Foto: Reprodução/Twitter
Arévalo: Solucionar as grandes lacunas que existem no país, não será possível enquanto não houver uma recuperação das instituições políticas

No encerramento de sua campanha, disse diante da multidão: “Eu não sou meu pai”, embora dissesse que seus ideais e valores o inspiram.

— Dois momentos, um mesmo sobrenome. Nos anos quarenta do século passado a “primavera democrática”, a Revolução de Outubro. E agora você está às vésperas de ocupar a presidência. Como vê estes dois momentos?

— Vejo todas as diferenças. A Guatemala estava saindo do século 19 quando veio a Revolução de Outubro.  De fato, o século 20 na Guatemala nasce em 1944 (quando foi eleito Juan José Arévalo) e nos 10 anos seguintes. Era outro mundo. Uma sociedade totalmente diferente. Hoje é um país e um povo diferente. Mas continuamos arrastando os problemas do século 20 quando deveríamos já estar no século 21. Há um eco ao redor deste momento.

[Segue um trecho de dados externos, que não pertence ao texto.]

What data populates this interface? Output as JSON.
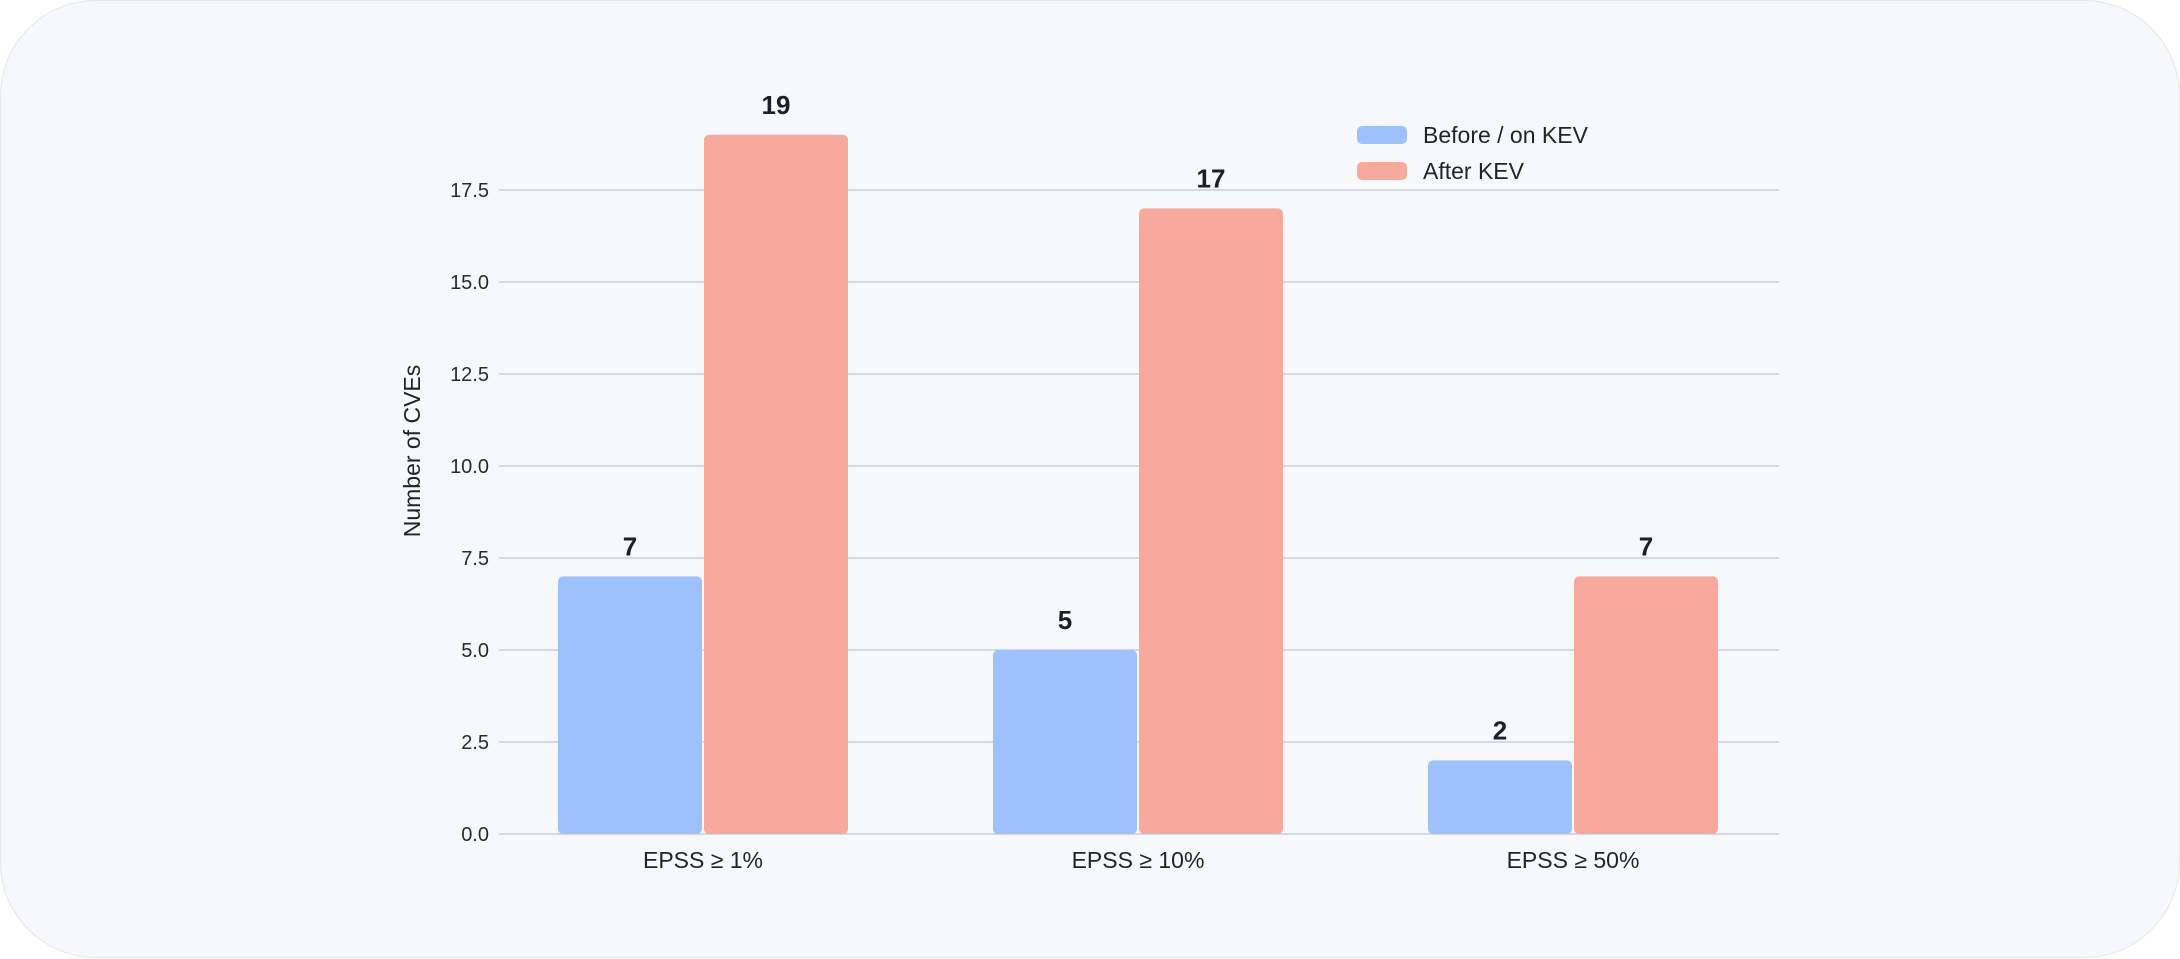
{
  "chart_data": {
    "type": "bar",
    "title": "",
    "xlabel": "",
    "ylabel": "Number of CVEs",
    "categories": [
      "EPSS ≥ 1%",
      "EPSS ≥ 10%",
      "EPSS ≥ 50%"
    ],
    "series": [
      {
        "name": "Before / on KEV",
        "values": [
          7,
          5,
          2
        ],
        "color": "#9ec1fb"
      },
      {
        "name": "After KEV",
        "values": [
          19,
          17,
          7
        ],
        "color": "#f7a99d"
      }
    ],
    "ylim": [
      0,
      19.5
    ],
    "yticks": [
      "0.0",
      "2.5",
      "5.0",
      "7.5",
      "10.0",
      "12.5",
      "15.0",
      "17.5"
    ],
    "grid": true,
    "legend_position": "top-right",
    "data_labels": true,
    "colors": {
      "background": "#f7f8fb",
      "grid": "#c9cdd8",
      "text": "#1f2330"
    }
  }
}
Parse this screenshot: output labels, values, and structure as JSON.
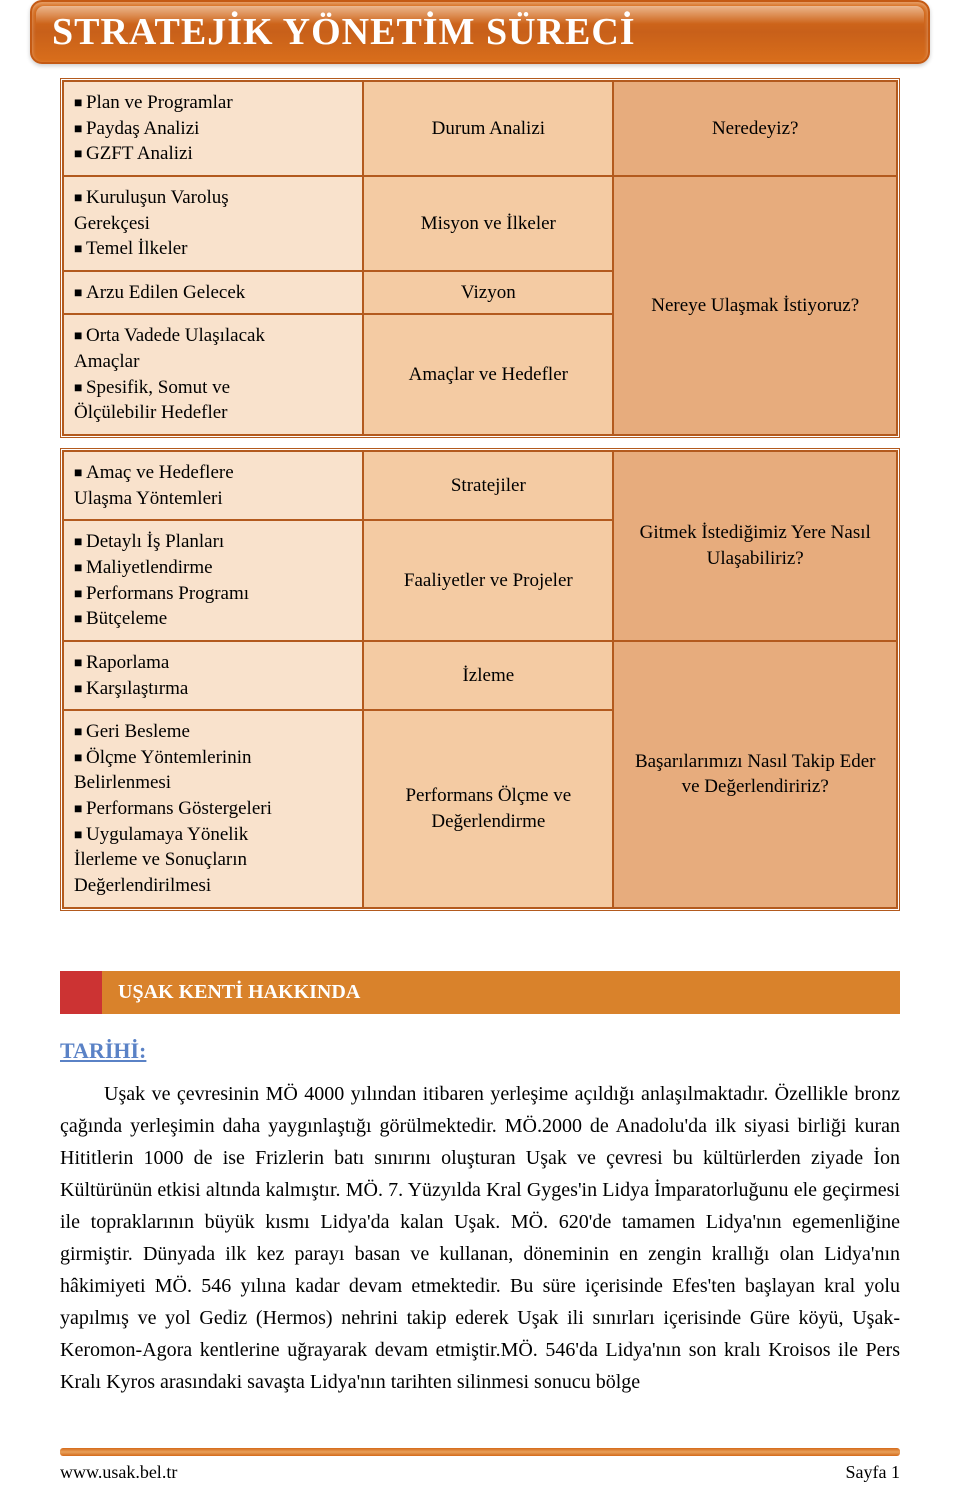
{
  "colors": {
    "banner_bg_top": "#d96e1b",
    "banner_bg_mid": "#c8601a",
    "banner_border": "#c45a14",
    "table_border": "#b35a1e",
    "col_left_bg": "#f9e2cc",
    "col_mid_bg": "#f4cba3",
    "col_right_bg": "#e7ac7d",
    "section_tab_bg": "#cc3333",
    "section_label_bg": "#d9822b",
    "subhead_color": "#5a82c6",
    "footer_rule": "#d46a1a"
  },
  "typography": {
    "title_fontsize": 38,
    "cell_fontsize": 19,
    "body_fontsize": 20,
    "subhead_fontsize": 22,
    "section_label_fontsize": 20
  },
  "banner": {
    "title": "STRATEJİK YÖNETİM SÜRECİ"
  },
  "table1": {
    "rows": [
      {
        "left": [
          "Plan ve Programlar",
          "Paydaş Analizi",
          "GZFT Analizi"
        ],
        "mid": "Durum Analizi",
        "right": "Neredeyiz?",
        "right_rowspan": 1
      }
    ],
    "group2_right": "Nereye Ulaşmak İstiyoruz?",
    "group2": [
      {
        "left": [
          "Kuruluşun Varoluş Gerekçesi",
          "Temel İlkeler"
        ],
        "mid": "Misyon ve İlkeler"
      },
      {
        "left": [
          "Arzu Edilen Gelecek"
        ],
        "mid": "Vizyon"
      },
      {
        "left": [
          "Orta Vadede Ulaşılacak Amaçlar",
          "Spesifik, Somut ve Ölçülebilir Hedefler"
        ],
        "mid": "Amaçlar ve Hedefler"
      }
    ]
  },
  "table2": {
    "group1_right": "Gitmek İstediğimiz Yere Nasıl Ulaşabiliriz?",
    "group1": [
      {
        "left": [
          "Amaç ve Hedeflere Ulaşma Yöntemleri"
        ],
        "mid": "Stratejiler"
      },
      {
        "left": [
          "Detaylı İş Planları",
          "Maliyetlendirme",
          "Performans Programı",
          "Bütçeleme"
        ],
        "mid": "Faaliyetler ve Projeler"
      }
    ],
    "group2_right": "Başarılarımızı Nasıl Takip Eder ve Değerlendiririz?",
    "group2": [
      {
        "left": [
          "Raporlama",
          "Karşılaştırma"
        ],
        "mid": "İzleme"
      },
      {
        "left": [
          "Geri Besleme",
          "Ölçme Yöntemlerinin Belirlenmesi",
          "Performans Göstergeleri",
          "Uygulamaya Yönelik İlerleme ve Sonuçların Değerlendirilmesi"
        ],
        "mid": "Performans Ölçme ve Değerlendirme"
      }
    ]
  },
  "section": {
    "label": "UŞAK KENTİ HAKKINDA"
  },
  "subhead": "TARİHİ:",
  "paragraph": "Uşak ve çevresinin MÖ 4000 yılından itibaren yerleşime açıldığı anlaşılmaktadır. Özellikle bronz çağında yerleşimin daha yaygınlaştığı görülmektedir. MÖ.2000 de Anadolu'da ilk siyasi birliği kuran Hititlerin 1000 de ise Frizlerin batı sınırını oluşturan Uşak ve çevresi bu kültürlerden ziyade İon Kültürünün etkisi altında kalmıştır. MÖ. 7. Yüzyılda Kral Gyges'in Lidya İmparatorluğunu ele geçirmesi ile topraklarının büyük kısmı Lidya'da kalan Uşak. MÖ. 620'de tamamen Lidya'nın egemenliğine girmiştir. Dünyada ilk kez parayı basan ve kullanan, döneminin en zengin krallığı olan Lidya'nın hâkimiyeti MÖ. 546 yılına kadar devam etmektedir. Bu süre içerisinde Efes'ten başlayan kral yolu yapılmış ve yol Gediz (Hermos) nehrini takip ederek Uşak ili sınırları içerisinde Güre köyü, Uşak-Keromon-Agora kentlerine uğrayarak devam etmiştir.MÖ. 546'da Lidya'nın son kralı Kroisos ile Pers Kralı Kyros arasındaki savaşta Lidya'nın tarihten silinmesi sonucu bölge",
  "footer": {
    "left": "www.usak.bel.tr",
    "right": "Sayfa 1"
  }
}
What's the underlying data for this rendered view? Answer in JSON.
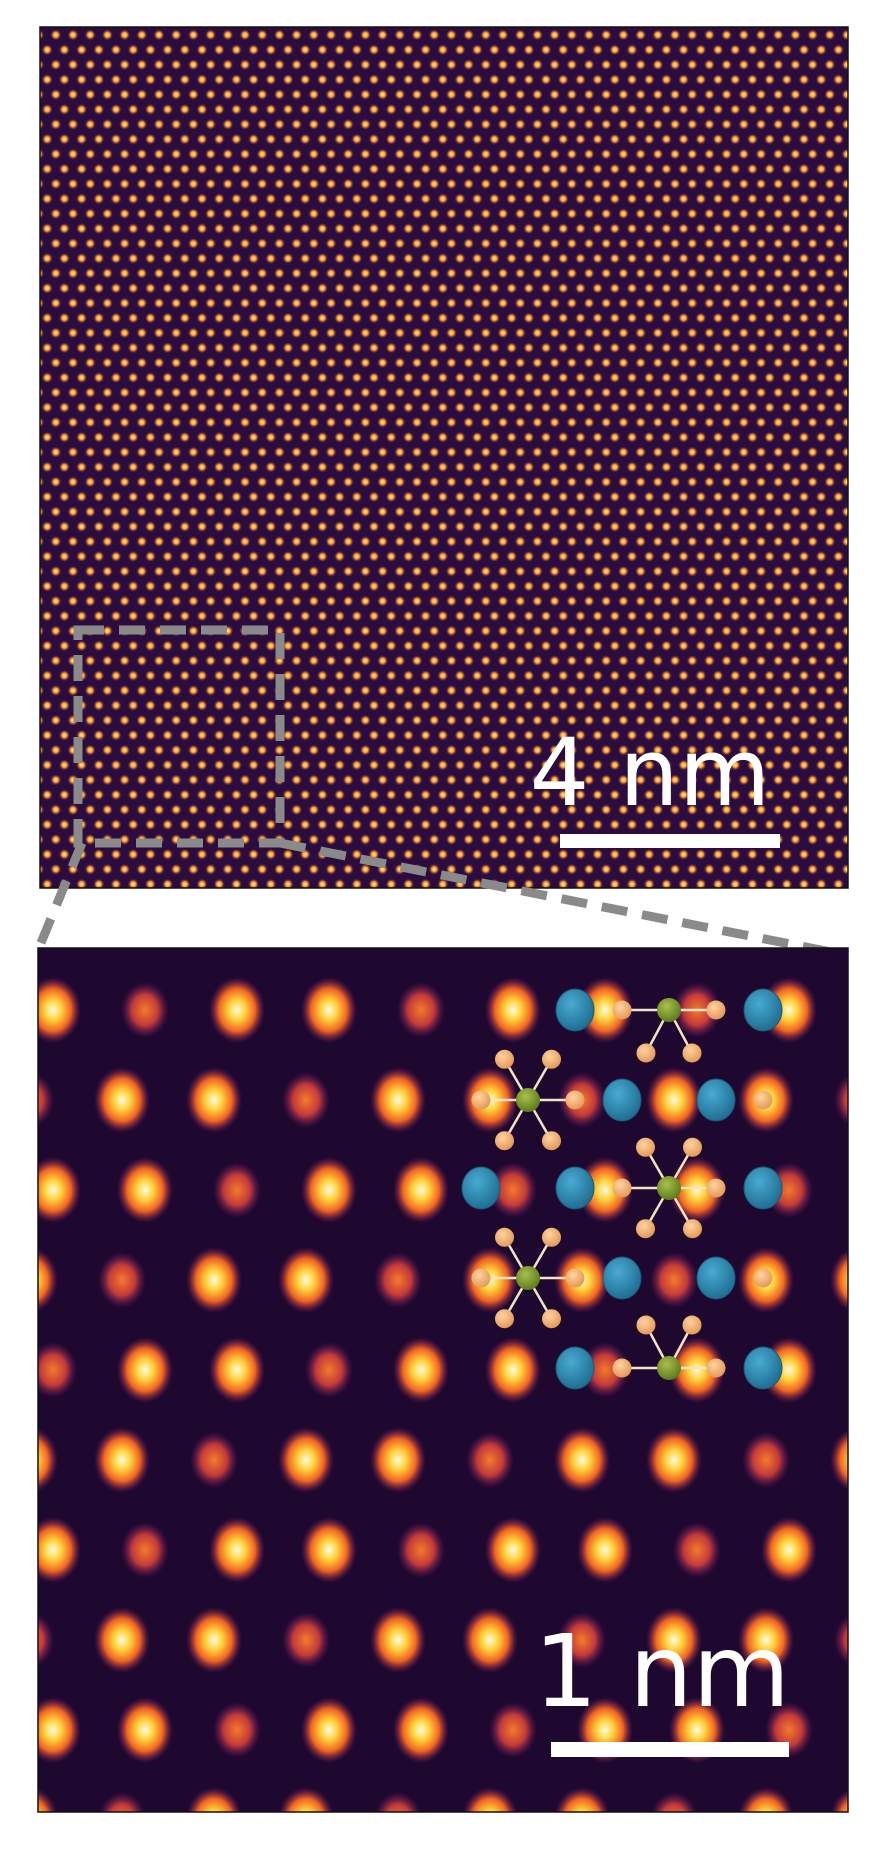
{
  "figure": {
    "top_panel": {
      "scale_bar_label": "4 nm"
    },
    "bottom_panel": {
      "scale_bar_label": "1 nm"
    }
  },
  "colors": {
    "frame": "#111111",
    "background_dark": "#2a0d3e",
    "atom_bright": "#ffd23a",
    "atom_dim": "#e0552c",
    "zoom_box": "#8a8a8a",
    "overlay_large_atom": "#2f8fb8",
    "overlay_center_atom": "#7a9c2f",
    "overlay_small_atom": "#f2b271",
    "overlay_bond": "#f5e3c6"
  }
}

Arévalo aponta ainda que o país continua sem resolver o problema da construção de uma democracia sólida e que garanta o bem-estar da população, que era a visão que se tinha naquele momento: “Hoje os desafios são diferentes”, diz.

“Alguém me perguntou porque não vamos fazer uma reforma agrária. Porque a reforma agrária era uma solução para um país que estava saindo do século 19. Hoje isso não tem sentido. A problemática é outra e as soluções também”, reforça.

— Ainda continua o problema da concentração de terras em poucas mãos?

— É uma condição, mas este já não é um país agrícola. A solução tem que ser mais ampla. Claro que vamos entregar terras à população que não a tem e a deseja. E mais: vamos fazer isso com os mecanismos  estabelecidos nos Acordos de Paz (assinados em 1996). O que acontece é que estes acordos foram sequestrados e corrompidos pelas elites, mas propõem os mecanismos para chegar lá.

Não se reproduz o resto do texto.